Following up to my earlier post of 20/02/12 regarding the accelerated erosion on the Lugar in which I made a flippant comment about the Trust needing to pay for a helicopter ride to allow me to view the current situation…..a few weeks ago David Campbell very generously called and offered to take me up in a light aircraft when he next took to the skies! That was an offer I couldn’t refuse and we agreed to pick a clear spring day before the leaves blocked the view. Well today was the day and what a cracker it turned out to be.

After making his pre flight checks, David opened up the throttle and we hurtled along the runway and soon soared above the office at Auchincruive. We headed towards Mauchline over the River Ayr at about 800 feet (not high enough for the parachute to open but low enough for a good view). With the sliding roof drawn back just enough to take photos, I began snapping away wherever I could get a shot.  The river was showing its bare bones and we picked out landmarks such as Gadgirth Viaduct, Stair Bridge and the River Ayr Gorge before flying over Failford and Stairaird where the new windmill stood stationary like a senetinel waiting for a break in the weather.

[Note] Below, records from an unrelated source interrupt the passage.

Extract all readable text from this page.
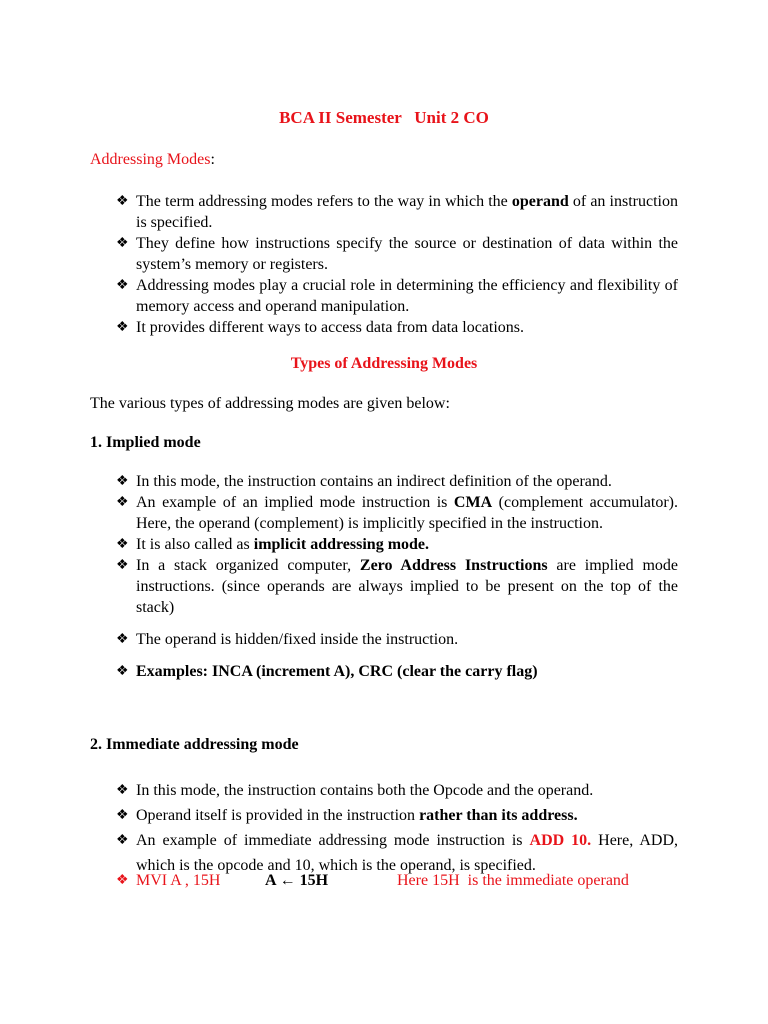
BCA II Semester   Unit 2 CO
Addressing Modes:
❖ The term addressing modes refers to the way in which the operand of an instruction is specified.
❖ They define how instructions specify the source or destination of data within the system’s memory or registers.
❖ Addressing modes play a crucial role in determining the efficiency and flexibility of memory access and operand manipulation.
❖ It provides different ways to access data from data locations.
Types of Addressing Modes
The various types of addressing modes are given below:
1. Implied mode
❖ In this mode, the instruction contains an indirect definition of the operand.
❖ An example of an implied mode instruction is CMA (complement accumulator). Here, the operand (complement) is implicitly specified in the instruction.
❖ It is also called as implicit addressing mode.
❖ In a stack organized computer, Zero Address Instructions are implied mode instructions. (since operands are always implied to be present on the top of the stack)
❖ The operand is hidden/fixed inside the instruction.
❖ Examples: INCA (increment A), CRC (clear the carry flag)
2. Immediate addressing mode
❖ In this mode, the instruction contains both the Opcode and the operand.
❖ Operand itself is provided in the instruction rather than its address.
❖ An example of immediate addressing mode instruction is ADD 10. Here, ADD, which is the opcode and 10, which is the operand, is specified.
❖ MVI A , 15H	A ← 15H	Here 15H  is the immediate operand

Looking upstream over Failford to the Dub Pool

The River Ayr Gorge behind Stairaird

Further on, the Water Meetings, Ballochmyle Viaduct and Catrine Dams came and went and we soon reached the Powharnol opencast near Muirkirk where we turned and headed down the Lugar.

Looking downstream, the Lugar (from the bottom left) meets the Ayr upstream of Mauchline STW which are soon to be upgraded.

Catrine Dams where there may soon be major restoration works taking place.


Powharnol Open Cast Coal Mine. Strange colour. Must find out more!




















We reached the erosion on the Lugar; the subject of my earlier post. I’ve posted an image from Google Earth (2004) along with a photo I took today and the difference is incredible. Interestingly, in 2004, the disconnected meander had areas of clear water  but these now appear to have been lost to the sedge and reed canary grass beds that now dominate. Clearly the rate of erosion here at Pennyfadzeoch is having an economic impact on the landowner but the tonnes of soil that have been lost, contributing to diffuse pollution and damaging to the river is worrying. I’ll now arrange a meeting with the owner’s agent in an attempt to make progress here.

Compare this 2004 image from Google Earth to the one below

From a similar altitude and angle, taken today

We headed across to Dalmellington and the Doon Valley flying over Pennyvennie and the now redundant Chalmerston Coal sites before lining up on the main runway for a smooth landing. I can’t thank David enough for this flight. Apart from being a very enjoyable couple of hours, I noted a few things that I’ll check out further in due course.

Now for this post’s throw away comment……As part of my CPD I think I’ll have to request flying lessons as this would benefit the Trust immensely! Watch this space (but don’t hold your breath).